Sure, drinkers should understand that THP is an off flavor, one that not only may not taste right but which also masks desirable flavors. But drinking great examples beers is the only way to appreciate the next level of complexity they achieve or understand the role acidity plays.

Charlie Bamforth, who may know more about as much about beer as any human on earth, has famously said that if a brewer is going to try to sell a beer with flaws that said brewer should make it with the same flaws every time.

Think about that in this context.
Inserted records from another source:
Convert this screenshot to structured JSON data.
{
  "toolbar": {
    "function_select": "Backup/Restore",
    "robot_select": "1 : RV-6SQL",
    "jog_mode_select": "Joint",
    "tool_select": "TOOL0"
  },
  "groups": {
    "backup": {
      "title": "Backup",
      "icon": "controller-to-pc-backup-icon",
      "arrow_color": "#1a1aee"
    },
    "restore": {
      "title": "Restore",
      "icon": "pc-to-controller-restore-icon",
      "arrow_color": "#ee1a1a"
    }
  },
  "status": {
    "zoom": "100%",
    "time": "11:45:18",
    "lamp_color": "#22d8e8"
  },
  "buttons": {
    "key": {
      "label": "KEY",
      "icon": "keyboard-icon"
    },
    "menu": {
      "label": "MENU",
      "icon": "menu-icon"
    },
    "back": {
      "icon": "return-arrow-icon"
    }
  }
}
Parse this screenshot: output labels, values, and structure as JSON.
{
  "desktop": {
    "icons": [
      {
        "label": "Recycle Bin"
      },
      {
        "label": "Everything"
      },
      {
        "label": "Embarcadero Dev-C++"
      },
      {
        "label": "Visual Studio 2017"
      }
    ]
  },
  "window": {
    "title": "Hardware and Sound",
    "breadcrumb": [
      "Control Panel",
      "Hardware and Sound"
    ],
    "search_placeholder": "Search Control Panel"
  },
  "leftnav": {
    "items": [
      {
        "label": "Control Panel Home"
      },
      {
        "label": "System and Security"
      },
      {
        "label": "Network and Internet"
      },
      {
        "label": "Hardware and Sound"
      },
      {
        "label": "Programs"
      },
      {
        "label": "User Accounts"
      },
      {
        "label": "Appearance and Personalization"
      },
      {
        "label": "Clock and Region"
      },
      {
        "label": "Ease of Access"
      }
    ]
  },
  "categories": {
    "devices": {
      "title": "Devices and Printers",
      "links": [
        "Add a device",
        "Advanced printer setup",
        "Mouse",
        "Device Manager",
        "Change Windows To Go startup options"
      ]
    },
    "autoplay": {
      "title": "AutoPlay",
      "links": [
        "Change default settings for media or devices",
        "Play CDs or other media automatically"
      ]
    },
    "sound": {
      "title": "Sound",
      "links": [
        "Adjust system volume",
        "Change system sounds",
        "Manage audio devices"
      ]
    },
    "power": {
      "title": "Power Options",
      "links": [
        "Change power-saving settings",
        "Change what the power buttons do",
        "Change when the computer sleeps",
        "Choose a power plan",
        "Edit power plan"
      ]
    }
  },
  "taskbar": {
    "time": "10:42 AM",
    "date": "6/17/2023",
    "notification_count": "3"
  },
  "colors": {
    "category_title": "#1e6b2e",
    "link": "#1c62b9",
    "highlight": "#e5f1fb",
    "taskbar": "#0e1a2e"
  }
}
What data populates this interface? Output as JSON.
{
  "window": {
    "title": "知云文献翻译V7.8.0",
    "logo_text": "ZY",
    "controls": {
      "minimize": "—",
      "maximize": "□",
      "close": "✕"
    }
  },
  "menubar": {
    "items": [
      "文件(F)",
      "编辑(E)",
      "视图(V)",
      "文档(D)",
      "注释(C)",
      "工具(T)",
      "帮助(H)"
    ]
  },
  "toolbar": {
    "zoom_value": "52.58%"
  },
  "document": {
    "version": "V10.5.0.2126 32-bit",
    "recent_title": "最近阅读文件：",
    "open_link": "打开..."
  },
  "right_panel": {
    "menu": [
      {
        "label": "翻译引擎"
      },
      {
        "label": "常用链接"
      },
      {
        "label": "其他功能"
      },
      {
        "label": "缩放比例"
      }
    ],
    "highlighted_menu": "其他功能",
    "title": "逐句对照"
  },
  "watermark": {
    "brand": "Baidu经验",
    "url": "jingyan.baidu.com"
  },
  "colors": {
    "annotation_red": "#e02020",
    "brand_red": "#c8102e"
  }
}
A study in Germany several years ago concluded, “The success of a brand cannot be described by a trained panel because of the missing reflection of consumers liking or disliking of a beer.” (Acceptance of Off-Flavors in Beer by Common Consumer, World Brewing Conference 2012) Granted, figuring out what consumers like is different that noticing unpleasant aromas and flavors, but remembering that they have not been trained to dislike those flavors still matters.

In this study Martiz Krahl and Stefan Hanke found that beers with diacetyl flavor were rejected by consumers, but DMS seems to be an acceptable flavor. Meanwhile, you probably know consumers who enjoy a bit of diacetyl on some beers. You may be one.

Finally, a paragraph from Hop Queries, my free monthly newsletter. Last month, I visited Lexington, Kentucky, to ramble on a bit about hops. Members of Brewers of Central Kentucky (B.O.C.K) made three beers for the presentation, one of them hopped only with Citra.

“Before we tasted the beers, I talked about when a tasting panel at Sierra Nevada Brewing began evaluating beers brewed with Citra before the hop even had that name. Men on the panel described tropical fruit flavors, while women called the same beer catty or said it reminded them of tomato plants. A surprising number of attendees in Lexington, most of them men, noticed some cattiness in the Citra-only beer. I did as well, but that’s been increasingly common in the dozen years since brewers began using the hop. You train yourself to look for an aroma and you are more likely to find it. It is a curse rather than a blessing.”